Die Richter argumentierten, dass dem subjektiven Werturteil des Arbeitgebers, das Arbeitsverhältnis nicht weiter fortsetzen zu wollen, zwar meistens Tatsachen zugrunde lägen, die nach Zeit, Ort und Umständen konkretisiert werden könnten. Doch müsse der Arbeitgeber den Betriebsrat über diese Tatsachen, also die tatsächlichen Hintergründe für sein subjektives Werturteil, in der Anhörung zu einer Kündigung in der Wartezeit nicht informieren.

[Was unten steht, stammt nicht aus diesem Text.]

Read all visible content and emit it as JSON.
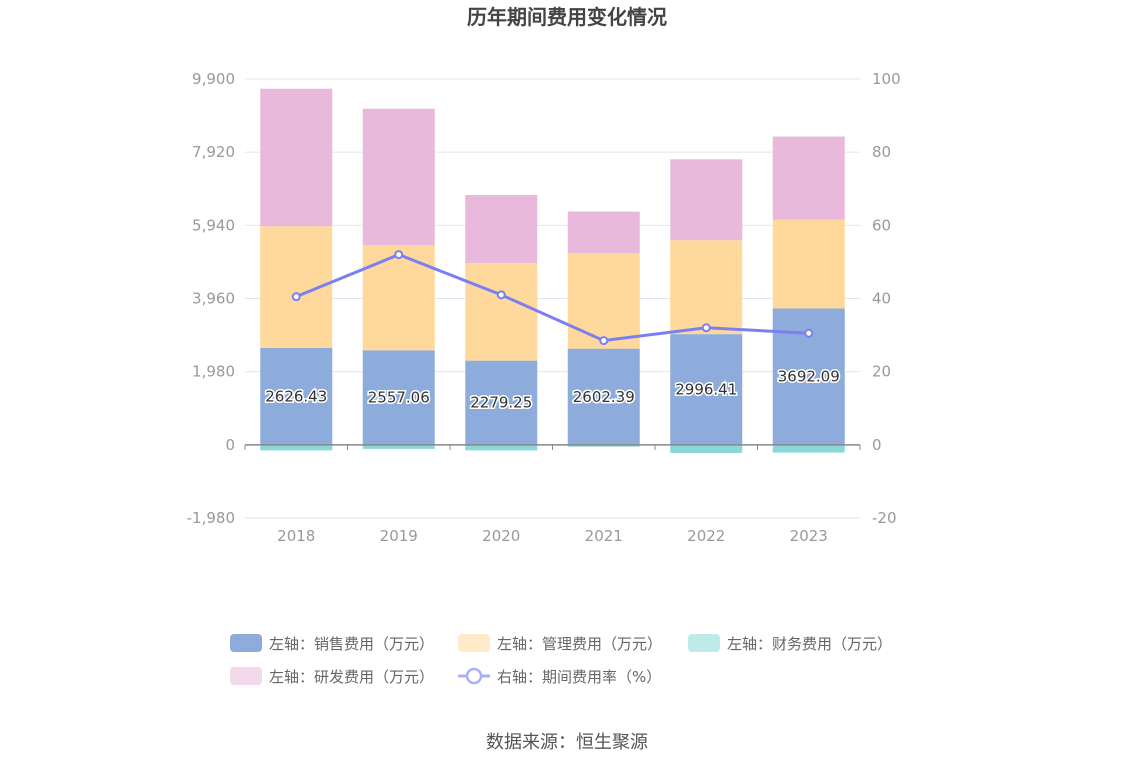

Für eine ordnungsgemäße Anhörung genüge es, wenn der Arbeitgeber allein das Werturteil als das Ergebnis seines Entscheidungsprozesses mitteile. Denn dieses selbst und nicht etwa die Tatsachen, auf denen es beruhe, sei bei einer Kündigung in der Wartezeit ein rechtlich ausreichender „Grund“ für diese.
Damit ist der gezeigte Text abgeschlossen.